You with your arm redeemed your people,
the children of Jacob and Joseph. Selah (Psalm 77:10-15 ESV)
Asaph turns his attention to what God has done in the past – to the wonders and mighty deeds that he has worked. God is the God who works wonders and in doing so he has made known his might among the peoples. In one central event God has done this in a way that goes beyond all of the others – in a way that is foundational for all of the others. He did this in the exodus as he redeemed his people from slavery in Egypt. This action affirms all of the things that Asaph knows to be true about God. If Asaph focuses on his own present situation he may wonder whether God is favorable towards his people; whether he is characterized by steadfast love and faithful promises; whether he is gracious and compassionate to the ones he has called. But by remembering and meditating on the mighty deeds of God in the exodus he finds assurance that this indeed is God’s character for him.
Finally, Asaph speaks about the most dramatic moment of this powerful event. He writes:
When the waters saw you, O God,
when the waters saw you, they were afraid;
indeed, the deep trembled.
The clouds poured out water;
the skies gave forth thunder;
your arrows flashed on every side.
The crash of your thunder was in the whirlwind;
your lightnings lighted up the world;
the earth trembled and shook.
Your way was through the sea,
your path through the great waters;
yet your footprints were unseen.
You led your people like a flock
by the hand of Moses and Aaron. (Psalm 77:16-20 ESV)

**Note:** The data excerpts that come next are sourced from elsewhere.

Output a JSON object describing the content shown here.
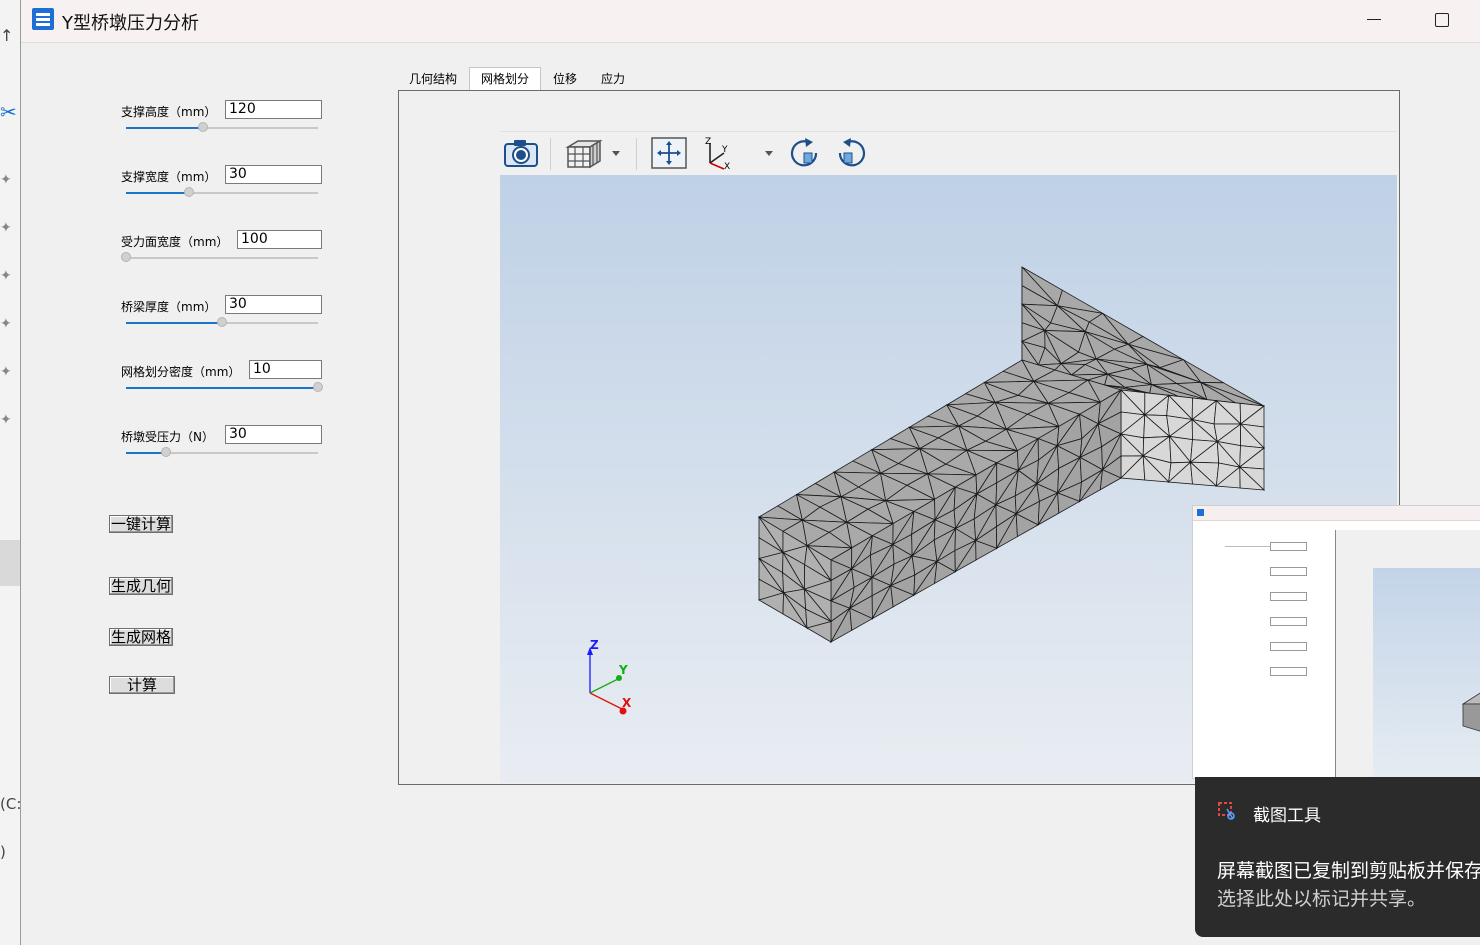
{
  "window": {
    "title": "Y型桥墩压力分析"
  },
  "params": [
    {
      "label": "支撑高度（mm）",
      "value": "120",
      "slider_fraction": 0.4
    },
    {
      "label": "支撑宽度（mm）",
      "value": "30",
      "slider_fraction": 0.33
    },
    {
      "label": "受力面宽度（mm）",
      "value": "100",
      "slider_fraction": 0.0
    },
    {
      "label": "桥梁厚度（mm）",
      "value": "30",
      "slider_fraction": 0.5
    },
    {
      "label": "网格划分密度（mm）",
      "value": "10",
      "slider_fraction": 1.0
    },
    {
      "label": "桥墩受压力（N）",
      "value": "30",
      "slider_fraction": 0.21
    }
  ],
  "buttons": {
    "one_click": "一键计算",
    "gen_geometry": "生成几何",
    "gen_mesh": "生成网格",
    "compute": "计算"
  },
  "tabs": [
    {
      "label": "几何结构",
      "active": false
    },
    {
      "label": "网格划分",
      "active": true
    },
    {
      "label": "位移",
      "active": false
    },
    {
      "label": "应力",
      "active": false
    }
  ],
  "toolbar_icons": [
    "camera-icon",
    "view-cube-icon",
    "fit-all-icon",
    "axes-icon",
    "rotate-cw-icon",
    "rotate-ccw-icon"
  ],
  "axes": {
    "x": "X",
    "y": "Y",
    "z": "Z"
  },
  "notification": {
    "app": "截图工具",
    "message": "屏幕截图已复制到剪贴板并保存",
    "sub": "选择此处以标记并共享。"
  },
  "background_app": {
    "text_c": "(C:",
    "text_paren": ")"
  },
  "colors": {
    "accent": "#1a74c8",
    "viewer_top": "#bfd1e6",
    "viewer_bottom": "#e9edf2",
    "mesh_fill": "#a9a9a9"
  }
}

Asaph describes in a dramatic fashion how God brought Israel through the Red Sea. God led his people like a flock. He cared for them as he rescued them from slavery. The God who has done this can be counted upon to care for his flock in the present – no matter what things may look like right now.
Psalm 77 provides the pattern for us to follow when we are in the midst of difficult times. Our first move is the cry of faith to God. Like Asaph, we know that God has revealed himself to be the One who is favorable towards his people. We know that he is characterized by steadfast love and faithful promises; that he is gracious and compassionate. When we experience difficult times and this does not seem to be evident, in faith we are also to regard it as completely uncharacteristic of God,
And so in the face of contradictory evidence we remember the deeds of the Lord, the wonders that he has done. When Asaph did this, he turned to the great Gospel event of the Old Testament – the exodus. Now in the era of the New Testament we turn to the Gospel event – the death and resurrection of Jesus Christ. Through his action God has redeemed us. He has purchased and won us from sin, death and the devil with his holy precious blood, and his innocent suffering and death. By his resurrection he has guaranteed that his life will triumph over death for us.
Through this action God has affirmed for all eternity that he is steadfast in his love and faithful to his promises. He has demonstrated that he is gracious and compassionate towards us. We return in faith to this and to the way we have received a share in it. Asaph returned to the mighty wonders that God had worked with water. We do too, for in the water of Holy Baptism we have died with Christ and have been buried with him. Because of this we know that we will also share in his resurrection on the Last Day (Romans 6:3-5). No matter what the circumstances of the moment seem to be saying, we are able to affirm, “I have been baptized into the death and resurrection of Jesus Christ.” In this fact we have the assurance of God’s love and care which the Spirit uses to carry us through the difficult times of life.